A PYMNTS Company

Response to the Subcommittee on Antitrust, Commercial, and Administrative Law Committee on the Judiciary, U.S. House of Representatives

 |  June 10, 2020

By Timothy J. Muris (George Mason University)

To assist in its investigation of competition in the digital marketplace, the Judiciary Committee invited comments on topics relevant to that investigation. This response contains four sections. The first briefly describes my background and explains that I support aggressive antitrust enforcement when it will in fact benefit consumers. My experience in antitrust spans nearly five decades as a student, professor, scholar, enforcer, expert, consultant, and practitioner. I have served in multiple government positions, including at the Federal Trade Commission as Director of both enforcement bureaus — the only person ever to hold both jobs — as well as Chairman from 2001 to 2004. This section rebuts recent claims that applying the methodology underlying modern law, known as the consumer welfare standard, prevents an aggressive, pro-consumer Antitrust policy, particularly under Republicans. The two periods when I was most responsible for FTC antitrust enforcement — the mid-1980s and the beginning of this century — were the most active in the last 40 years using the FTC’s administrative procedures to attack a wide variety of anticompetitive practices ranging from those in healthcare and in professional associations, to the misuse of the machinery of government to harm competition, to preventing anticompetitive increases in energy prices. With respect to a topic of particular current interest, while Chairman the FTC filed four cases alleging single-firm monopolization over three years — an unusually high rate of activity in this very resource-intensive area of the law. For example, in one case, against the oil company Unocal, we successfully lowered the gas price at the pump for all California consumers.

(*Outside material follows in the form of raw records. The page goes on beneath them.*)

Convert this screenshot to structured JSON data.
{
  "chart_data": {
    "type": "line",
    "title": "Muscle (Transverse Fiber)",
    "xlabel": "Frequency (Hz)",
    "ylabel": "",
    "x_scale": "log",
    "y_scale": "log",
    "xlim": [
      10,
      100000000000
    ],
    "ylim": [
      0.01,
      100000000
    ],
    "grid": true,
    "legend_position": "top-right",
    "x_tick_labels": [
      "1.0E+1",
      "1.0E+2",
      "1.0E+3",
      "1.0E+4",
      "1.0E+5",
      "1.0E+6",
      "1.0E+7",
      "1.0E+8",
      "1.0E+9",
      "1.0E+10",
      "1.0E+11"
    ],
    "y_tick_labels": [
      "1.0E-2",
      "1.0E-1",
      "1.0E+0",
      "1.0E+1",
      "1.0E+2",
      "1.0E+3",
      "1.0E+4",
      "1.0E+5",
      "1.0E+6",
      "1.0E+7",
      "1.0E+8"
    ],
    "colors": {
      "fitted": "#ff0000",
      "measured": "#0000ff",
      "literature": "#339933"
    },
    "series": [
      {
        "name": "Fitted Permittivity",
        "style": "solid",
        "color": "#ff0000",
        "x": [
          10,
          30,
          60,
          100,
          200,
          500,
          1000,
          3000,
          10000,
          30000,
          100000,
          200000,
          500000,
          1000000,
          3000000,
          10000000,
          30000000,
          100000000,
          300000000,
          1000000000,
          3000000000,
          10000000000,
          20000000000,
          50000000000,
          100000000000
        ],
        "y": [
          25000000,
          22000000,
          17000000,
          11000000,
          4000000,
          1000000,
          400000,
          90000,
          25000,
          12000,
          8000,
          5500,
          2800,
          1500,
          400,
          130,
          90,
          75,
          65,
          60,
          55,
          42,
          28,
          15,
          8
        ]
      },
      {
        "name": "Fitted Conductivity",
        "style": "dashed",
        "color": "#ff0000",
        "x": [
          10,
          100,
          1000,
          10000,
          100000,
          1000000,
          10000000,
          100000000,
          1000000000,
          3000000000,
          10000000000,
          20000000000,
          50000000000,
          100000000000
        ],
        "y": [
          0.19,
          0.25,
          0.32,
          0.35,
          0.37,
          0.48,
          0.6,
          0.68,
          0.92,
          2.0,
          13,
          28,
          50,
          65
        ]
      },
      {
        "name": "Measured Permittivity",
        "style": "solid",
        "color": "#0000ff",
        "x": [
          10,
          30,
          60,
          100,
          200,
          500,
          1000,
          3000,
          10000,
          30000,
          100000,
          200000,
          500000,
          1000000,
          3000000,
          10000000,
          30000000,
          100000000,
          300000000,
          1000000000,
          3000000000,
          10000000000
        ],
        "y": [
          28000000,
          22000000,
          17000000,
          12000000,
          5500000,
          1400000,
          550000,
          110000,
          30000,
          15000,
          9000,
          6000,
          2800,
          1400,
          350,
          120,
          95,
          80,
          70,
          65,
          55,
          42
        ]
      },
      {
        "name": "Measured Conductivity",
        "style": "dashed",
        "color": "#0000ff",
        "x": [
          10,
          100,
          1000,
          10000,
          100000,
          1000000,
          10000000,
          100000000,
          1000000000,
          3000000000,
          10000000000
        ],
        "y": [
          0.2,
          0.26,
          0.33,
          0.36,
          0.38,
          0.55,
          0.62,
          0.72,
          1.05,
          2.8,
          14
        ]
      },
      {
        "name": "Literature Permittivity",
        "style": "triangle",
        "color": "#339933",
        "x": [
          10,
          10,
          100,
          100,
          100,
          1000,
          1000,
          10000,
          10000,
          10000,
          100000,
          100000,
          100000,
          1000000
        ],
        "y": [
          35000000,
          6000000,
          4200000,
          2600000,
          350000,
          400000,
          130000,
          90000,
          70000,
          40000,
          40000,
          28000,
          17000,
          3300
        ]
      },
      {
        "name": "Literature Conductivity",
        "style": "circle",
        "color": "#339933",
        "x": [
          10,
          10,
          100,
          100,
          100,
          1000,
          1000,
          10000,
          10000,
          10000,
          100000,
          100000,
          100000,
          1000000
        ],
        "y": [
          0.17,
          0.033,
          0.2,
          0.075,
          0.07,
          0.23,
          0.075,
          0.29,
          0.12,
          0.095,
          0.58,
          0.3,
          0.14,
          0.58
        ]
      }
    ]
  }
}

The next section addresses the adequacy of existing laws regarding monopolization and anticompetitive transactions, questions that implicate the heart of the current debate on how antitrust law has been interpreted and enforced for decades using the consumer welfare standard. That standard, based in sound economic analysis, and its companion holding by American courts that the purpose of antitrust law is to protect consumers, not competitors, has been crucial to avoiding the many mistakes of antitrust’s past — especially a “big is bad” animus that too often lead the law and agencies astray. Because today’s critics ignore the mistakes of that past, I discuss them here, especially how the protection of competitors and not competition, as reflected in the Robinson-Patman Act (“RPA”), not only was one of antitrust’s worst mistakes, but also how RPA and the Justice Department’s long war against the then largest retailer in America, the Great Atlantic and Pacific Tea Company (A&P), poisoned antitrust for decades to the great detriment of American consumers. Sensible application of the consumer welfare standard would have avoided those catastrophes.

Today’s critics base much of their hostility to the consumer welfare standard, and to the long-standing antitrust consensus that they seek to overthrow, on the claim that those associated with the University of Chicago seized control of antitrust law and remade it in their image. The next section shows that such arguments are bogus: many of the scholars who first helped antitrust escape the fallacies of the RPA and the associated crusade against A&P, although dedicated to the same pro-consumer use of economics that the consumer welfare standard demands, were not members of the so-called “Chicago school.” On the contrary, numerous scholars associated with Harvard, most notably Professor Phillip Areeda — an original author of the leading Antitrust treatise — and Supreme Court Justice Stephen Breyer have been at least as influential as those affiliated with Chicago in the development of modern antitrust law under the consumer welfare standard.

Finally, the last section addresses the continual need to address business practices as they evolve. Ever a UCLA Bruin, I remain devoted to legendary coach John Wooden‘s maxim that “when you are through learning, you are through.” The section offers multiple examples of successful, bipartisan FTC efforts to improve enforcement to the benefit of consumers. In the key healthcare sector, American consumers continue to benefit from the FTC’s hard work. After the government lost seven hospital merger challenges in the 1990s, upon my direction the FTC worked to devise a new enforcement plan by incorporating fresh economic thinking and issuing retrospective case studies showing that several hospital mergers had indeed harmed consumers. This plan resulted in a successful challenge to a consummated hospital merger that served as a template for future enforcement, leading to Obama administration victories in three separate courts of appeal endorsing the FTC’s approach. Such success did not require abandonment of the consumer welfare standard, nor a dramatic increase in agency resources. Indeed, my predecessor as FTC chairman, Bob Pitofsky, did much more for American consumers using the consumer welfare standard with just 1,000 staff than did the agency in the 1970s when it had far greater resources (1,800 staff by the turn of the decade), but was motivated by an antitrust policy that was, instead, at war with itself.